I didn’t doubt that Sergiu was the one wearing Givenchy either. It was a heavy masculine scent, smelling rather like a leather boxing glove pounding on a patchouli-scented hippie. Violent yet spiritual.
Besides his cheerful mannerisms, his wardrobe, and cologne, there was another difference: he wasn’t small or thin like his comrades, but was
instead a big barrel of a man that overfilled the small seats in the agency’s front room.
They were all about the same age, somewhere in their mid-thirties, but this and a common language were the only things they appeared to share.
Alarmed by my strange and inexplicable questioning of their experience with weapons, Eugene and Daniel stared at the floor, convinced I was a government agent, but Sergiu wasn’t the slightest bit concerned.
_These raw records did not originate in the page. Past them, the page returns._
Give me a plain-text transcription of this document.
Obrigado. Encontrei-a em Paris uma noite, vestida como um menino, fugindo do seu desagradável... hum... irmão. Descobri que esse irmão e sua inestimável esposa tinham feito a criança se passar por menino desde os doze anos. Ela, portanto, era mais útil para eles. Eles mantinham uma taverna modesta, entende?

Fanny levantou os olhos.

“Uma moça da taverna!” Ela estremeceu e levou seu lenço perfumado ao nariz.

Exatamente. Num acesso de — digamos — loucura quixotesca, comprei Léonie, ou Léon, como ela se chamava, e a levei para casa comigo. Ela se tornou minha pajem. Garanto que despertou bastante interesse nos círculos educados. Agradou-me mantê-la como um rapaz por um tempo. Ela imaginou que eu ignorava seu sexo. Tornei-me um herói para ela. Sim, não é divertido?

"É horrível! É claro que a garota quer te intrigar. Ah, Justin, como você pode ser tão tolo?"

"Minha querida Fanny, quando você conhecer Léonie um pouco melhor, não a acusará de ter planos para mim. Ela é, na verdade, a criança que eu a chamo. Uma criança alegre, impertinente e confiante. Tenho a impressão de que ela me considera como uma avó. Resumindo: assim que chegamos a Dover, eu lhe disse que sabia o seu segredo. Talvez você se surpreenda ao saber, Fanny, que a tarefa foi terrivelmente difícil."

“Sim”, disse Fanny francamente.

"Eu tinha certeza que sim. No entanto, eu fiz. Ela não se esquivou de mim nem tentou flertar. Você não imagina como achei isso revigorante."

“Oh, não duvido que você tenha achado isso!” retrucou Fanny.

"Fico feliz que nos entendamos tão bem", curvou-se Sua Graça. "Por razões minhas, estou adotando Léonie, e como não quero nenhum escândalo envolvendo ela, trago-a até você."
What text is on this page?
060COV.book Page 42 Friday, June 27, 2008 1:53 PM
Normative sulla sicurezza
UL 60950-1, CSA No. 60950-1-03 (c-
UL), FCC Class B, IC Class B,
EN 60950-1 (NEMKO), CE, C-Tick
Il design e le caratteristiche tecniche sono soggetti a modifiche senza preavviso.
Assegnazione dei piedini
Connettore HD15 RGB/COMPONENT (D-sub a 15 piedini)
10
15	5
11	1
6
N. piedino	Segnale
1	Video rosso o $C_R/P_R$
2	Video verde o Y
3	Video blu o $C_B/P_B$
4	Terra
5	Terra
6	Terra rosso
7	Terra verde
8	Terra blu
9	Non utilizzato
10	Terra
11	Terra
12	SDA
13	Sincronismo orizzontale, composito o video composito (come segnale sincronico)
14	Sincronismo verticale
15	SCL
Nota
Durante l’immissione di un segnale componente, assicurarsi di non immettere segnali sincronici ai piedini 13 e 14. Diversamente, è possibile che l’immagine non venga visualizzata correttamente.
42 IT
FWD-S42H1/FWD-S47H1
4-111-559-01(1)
He kept his finger curled hard against his lips to keep from smiling, shaking his head no to each inquiry I made, but at the same time raising a brow as if in doubt I had actually asked, “Not one of you has fired a gun?”
I flipped the page and it was finally more than Sergiu could take. He saw something he recognized. His smile broke free and he leaned forward to point out, “AK-47. Eugene, Daniel, you know this, Kalashnikov AK-47.”
But they both looked away making Sergiu laugh aloud.
The conversation dropped into stilted Romanian, full of terse warnings and suspicious glances that did not exactly fall on me but in my direction. Eugene took the offending magazine from my hands and started to absently fan through the glossy images, as though we could be done with it faster. At the back, he stopped on a block of type. He passed it to Daniel, and they studied it together, then returned it to me, asking, “What is this?”
I read it twice before explaining, “It’s an ad for a mercenary.” Then when all three men looked at me from the top of their eyes, I clarified, “Someone who accepts payment for fighting.” And then even plainer, “For shooting people.”
“This is job in America?”
“Well,” I considered the ad again, “it appears so.”
While Daniel and Eugene exchanged apprehensive glances, Sergiu gave up trying to conceal his humor.
“Constanzia?” he pointed at the ad and then to another magazine opened to a scoped rifle, “You like this?”
“I thought you did. It’s sports.”
“This is sports in America?” Eugene had been a professional tennis player and Daniel had been a professional soccer player, and both were hoping what I said wasn’t true.